This is the season for snowmen, snowy days, snow forts and snow-covered driveways. But what do you do if winter turns your driveway into a skating rink? Is not funny unless you are a penguin, otherwise you might risk breaking your arms and legs on that slippery ice crust!

How can you deal with icy sidewalks?
We all say that there are many different ways to deal with ice, whether using chemical compounds or environmental friendly products to provide traction and slippage. One of the most used ways to melt ice on the driveway is rock salt. Many consumers use this method to clear the path through the snow, but this inexpensive solution is corrosive and can cause damage to cars, fabrics and carpets. It may also burn your pet’s paws, harm nearby plants and grass and contaminate the water.

Rock Salt Common Problems

  • Excess salts build up in the soil, just as they do with chemical fertilizers.
  • Salt residue prevents plants from absorbing moisture and nutrients.
  • Salts can leach heavy metals, which eventually make their way into water supplies.
  • Salt on grass or sidewalks close to roads can attract animals, which may be hit by cars if they’re licking the salt from the ground.
  • Plus, salt can burn our pets if it lodges in their paws.

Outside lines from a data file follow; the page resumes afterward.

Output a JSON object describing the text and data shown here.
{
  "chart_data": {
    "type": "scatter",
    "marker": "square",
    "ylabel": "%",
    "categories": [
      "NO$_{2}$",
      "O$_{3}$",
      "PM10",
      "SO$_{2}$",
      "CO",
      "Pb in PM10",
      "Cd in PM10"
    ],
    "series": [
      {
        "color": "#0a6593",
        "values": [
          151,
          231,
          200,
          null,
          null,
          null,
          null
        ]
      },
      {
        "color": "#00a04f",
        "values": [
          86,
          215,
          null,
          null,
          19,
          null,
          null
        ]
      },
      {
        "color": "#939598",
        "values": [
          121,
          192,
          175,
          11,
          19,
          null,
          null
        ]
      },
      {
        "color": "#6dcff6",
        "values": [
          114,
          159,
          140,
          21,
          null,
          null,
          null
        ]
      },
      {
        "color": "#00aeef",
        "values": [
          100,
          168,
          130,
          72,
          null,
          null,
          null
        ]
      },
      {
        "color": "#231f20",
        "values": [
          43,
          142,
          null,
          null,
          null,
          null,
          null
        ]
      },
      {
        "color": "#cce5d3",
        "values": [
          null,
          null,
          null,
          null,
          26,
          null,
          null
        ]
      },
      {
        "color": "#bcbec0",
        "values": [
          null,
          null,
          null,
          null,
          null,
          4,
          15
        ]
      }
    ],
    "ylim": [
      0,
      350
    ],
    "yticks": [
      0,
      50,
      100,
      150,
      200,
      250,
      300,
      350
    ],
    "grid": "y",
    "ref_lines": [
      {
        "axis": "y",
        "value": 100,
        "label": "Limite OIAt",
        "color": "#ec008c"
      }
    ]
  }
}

Yes, salt does effectively melt snow, but there are better ways in doing that!

1. Shovel The Snow

The most effective method—one that is green and works 100 % of the time is to prevent snow from building up and turning into ice in the first place. Minimize snow and ice by shoveling, and the sooner after snow stops falling, the better.

2. Heat Mats

This method is for the rich people because the electricity bill will make a big whole in your budget. Even if it’s not as eco-friendly as shoveling, this method may be better than using chemicals that pollute the water and endanger plants and pets.

3. Salt Substitute for De-Icing

Urea is a fertilizer that can be used for deicing.While it is less corrosive than salt and safer for pets, it can be more damaging to plants. Also keep in mind that the urea will eventually run off the driveway and can harm waterways.

4. Rubbing Alcohol

Fill a spray bottle with 70% isopropyl alcohol. If you want to make the alcohol last longer, dilute it with water to a 50/50 ratio. Spray the alcohol around on the ice. Walk from side to side on the driveway, spraying the alcohol as you go. If you’re able to bend over, hold the bottle about a foot away from the ice so it hits it more directly. If the alcohol runs out before you cover the driveway, refill the bottle and continue.

Other Tips:

I advise you to skip the kitty litter, sand or wood ashes, because it won’t melt the snow and ice. It will only create mess when it warms up.

Remember! Always remove snow from on top of the ice

If you have ice on your driveway, you probably have some snow too. Any method that melts ice will melt snow, too, so you can’t effectively remove the ice if you don’t remove the snow first. Push it off of the driveway with a shovel.